CUANDO regresa a comisaría Lisa le sale al paso, como si llevase un rato esperándola. Su brazo inerte se balancea como un péndulo.
—Por fin te encuentro.
—¿Tienes una cita esta noche? —le pregunta Cristina, al reparar en el rostro maquillado de Lisa.
—Ha vuelto a verte tu admirador.
—¿Eddie? ¿Otra vez?
—Lleva una hora esperándote. Dice que no se marcha hasta que lo recibas.
—¿Dónde está?
—En tu despacho. Las conversaciones que se oyen en estos pasillos no son aptas para niños de diez años.
—Te sorprenderías de las cosas que sabe éste.
¿Cómo debe mostrarse ante Eddie? Quizá no sea buena idea hacerle notar su enfado. De todas formas, tiene que hacerle comprender que, atosigándola, no conseguirá nada. Debe de encontrarse aún en estado de conmoción por la muerte de su madre, y tampoco quiere amedrentarlo. Adoptará un tono cariñoso, aunque firme. Comprensivo, sin darle falsas esperanzas. Sobre todo, debe convencerlo de que no vuelva a la comisaría.
Al entrar en su despacho ve a Eddie sentado delante de su ordenador. La invasión de su esfera privada hace que todos sus buenos propósitos caigan por tierra.
—¿Qué demonios estás haciendo?
La cara de susto de Eddie la calma un poco. Quizás haya reaccionado de forma exagerada.
—Tengo una información importante.
Faltan pocos minutos para que llegue Gerrit.

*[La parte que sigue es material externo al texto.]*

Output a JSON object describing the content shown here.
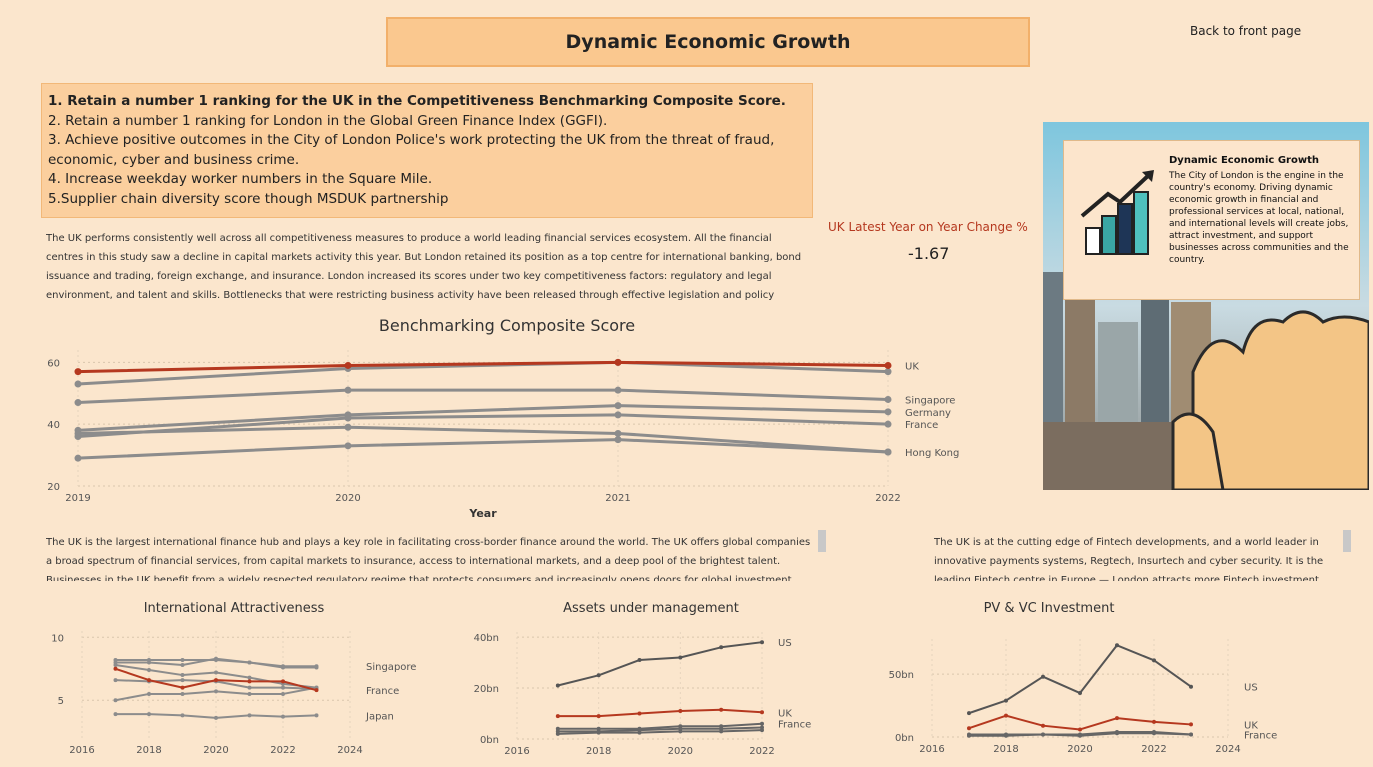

Cristina debe deshacerse de Eddie sin herirlo, pero de una manera lo suficientemente contundente para que no vuelva a verla.
—Eddie, sé que esta situación es muy difícil para ti, pero lo único que consigues es entorpecer la investigación. No quiero que vuelvas a la comisaría; este no es un lugar para un niño. Si hay algo nuevo, ya te llamaré.
—Dirk mató a mi madre.
—Ésa es una afirmación muy grave, Eddie. No puedes acusar a la gente sin pruebas.
—Estoy seguro de que fue él —insiste el niño—. He encontrado esto.
Eddie señala con el dedo hacia la pantalla del ordenador de Cristina. Ésta se queda de piedra. Eddie ha conseguido entrar en su ordenador: ha podido leer sus mensajes, obtener información confidencial sobre las investigaciones que tiene entre manos, consultar la base de datos de la policía.
—Eddie, quiero que te marches inmediatamente. Lo que has hecho está muy mal. No puedes meterte en el despacho de la gente y fisgonear en su ordenador.
Eddie recoge su mochila y se marcha. Cristina se asoma al pasillo y lo sigue con la mirada hasta que desaparece dentro del ascensor. Se ha pasado. Quince años en la policía, interrogando a criminales, y un mocoso de diez años conseguía hacerle perder los estribos. La madre de Eddie se había suicidado unos días atrás. ¿Cómo había podido tratar al niño de esa forma?
Cristina se deja caer en la silla. La pantalla de su ordenador parpadea, mostrando una cuenta de correo y un mensaje con las palabras «Te quiero. Te quiero». Había sido enviado por el doctor Frank de Vries a Agnes Grijn, pocas horas antes de su muerte.